La cordonnière : facture classique, personnage moderne

Rose-Marie Perreault interprète le rôle titre du film La cordonnière.

CRITIQUE / Avec La cordonnière, François Bouvier propose un mélodrame classique, mais très beau, bien épaulé d’une direction artistique soignée. À l’avant-scène d’une distribution où évoluent plusieurs visages connus, Rose-Marie Perreault incarne avec une présence envoûtante celle qui a été une pionnière à plus d’un égard.

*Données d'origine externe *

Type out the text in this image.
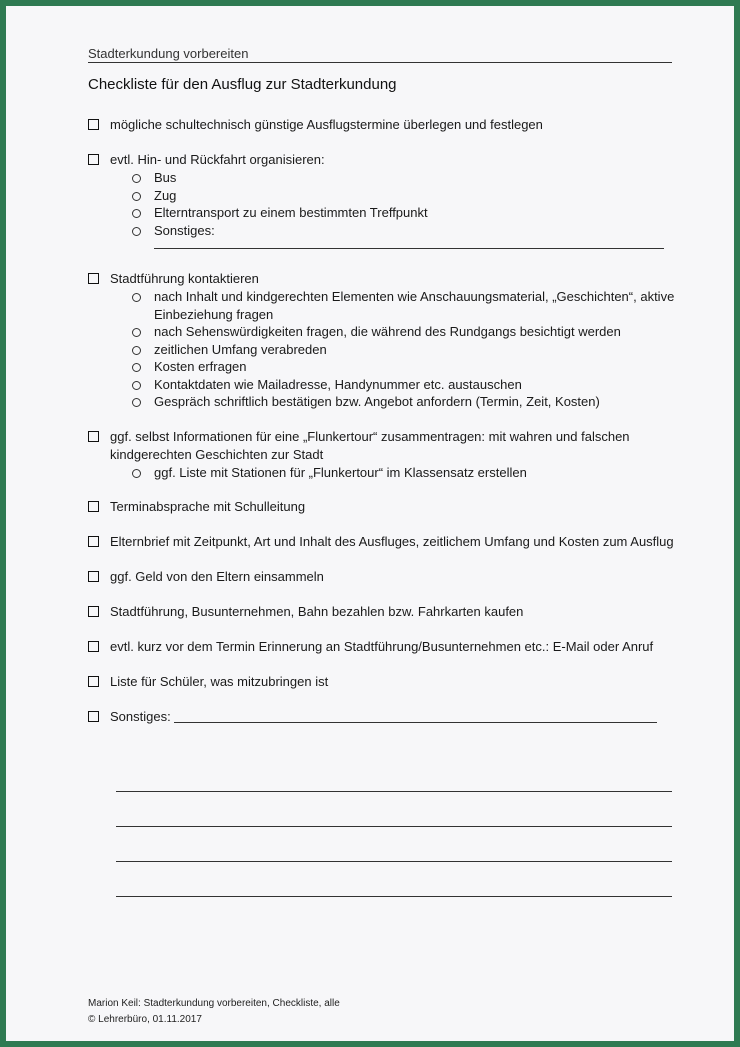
Stadterkundung vorbereiten
Checkliste für den Ausflug zur Stadterkundung
mögliche schultechnisch günstige Ausflugstermine überlegen und festlegen
evtl. Hin- und Rückfahrt organisieren:
Bus
Zug
Elterntransport zu einem bestimmten Treffpunkt
Sonstiges:
Stadtführung kontaktieren
nach Inhalt und kindgerechten Elementen wie Anschauungsmaterial, „Geschichten“, aktive Einbeziehung fragen
nach Sehenswürdigkeiten fragen, die während des Rundgangs besichtigt werden
zeitlichen Umfang verabreden
Kosten erfragen
Kontaktdaten wie Mailadresse, Handynummer etc. austauschen
Gespräch schriftlich bestätigen bzw. Angebot anfordern (Termin, Zeit, Kosten)
ggf. selbst Informationen für eine „Flunkertour“ zusammentragen: mit wahren und falschen kindgerechten Geschichten zur Stadt
ggf. Liste mit Stationen für „Flunkertour“ im Klassensatz erstellen
Terminabsprache mit Schulleitung
Elternbrief mit Zeitpunkt, Art und Inhalt des Ausfluges, zeitlichem Umfang und Kosten zum Ausflug
ggf. Geld von den Eltern einsammeln
Stadtführung, Busunternehmen, Bahn bezahlen bzw. Fahrkarten kaufen
evtl. kurz vor dem Termin Erinnerung an Stadtführung/Busunternehmen etc.: E-Mail oder Anruf
Liste für Schüler, was mitzubringen ist
Sonstiges:
Marion Keil: Stadterkundung vorbereiten, Checkliste, alle
© Lehrerbüro, 01.11.2017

En revisitant la série de romans de Pauline Gill, le film de François Bouvier met en exergue l’histoire, inspirée de faits vécus, de Victoire Du Sault (Rose-Marie Perreault, Élise Guilbault), première femme à avoir exercé le métier de cordonnière au Québec, au milieu du XIXe siècle.

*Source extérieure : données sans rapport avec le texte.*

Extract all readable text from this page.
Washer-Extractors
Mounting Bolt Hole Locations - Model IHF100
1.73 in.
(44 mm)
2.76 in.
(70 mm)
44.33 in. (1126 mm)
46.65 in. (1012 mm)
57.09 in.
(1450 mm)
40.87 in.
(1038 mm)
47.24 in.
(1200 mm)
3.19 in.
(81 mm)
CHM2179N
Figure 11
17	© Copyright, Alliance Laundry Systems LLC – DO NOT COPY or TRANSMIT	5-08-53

Après son mariage, ses succès professionnels ont propulsé la fortune et la renommée de la famille Dufresne à Montréal. À une époque, ajoutons-le, où le nom de sa profession ne se prononçait même pas encore au féminin.

Passionnée pour la confection de chaussures, dans un monde où l’entrepreneuriat au féminin sonne comme une absurdité pour à peu près tout le monde qui l’entoure, Victoire poursuit ses ambitions avec un talent et une détermination inspirants.

L’épopée romanesque de La cordonnière s’ancre toutefois surtout dans un triangle amoureux peu orthodoxe dans lequel cette femme moderne avant l’heure a tenu les commandes.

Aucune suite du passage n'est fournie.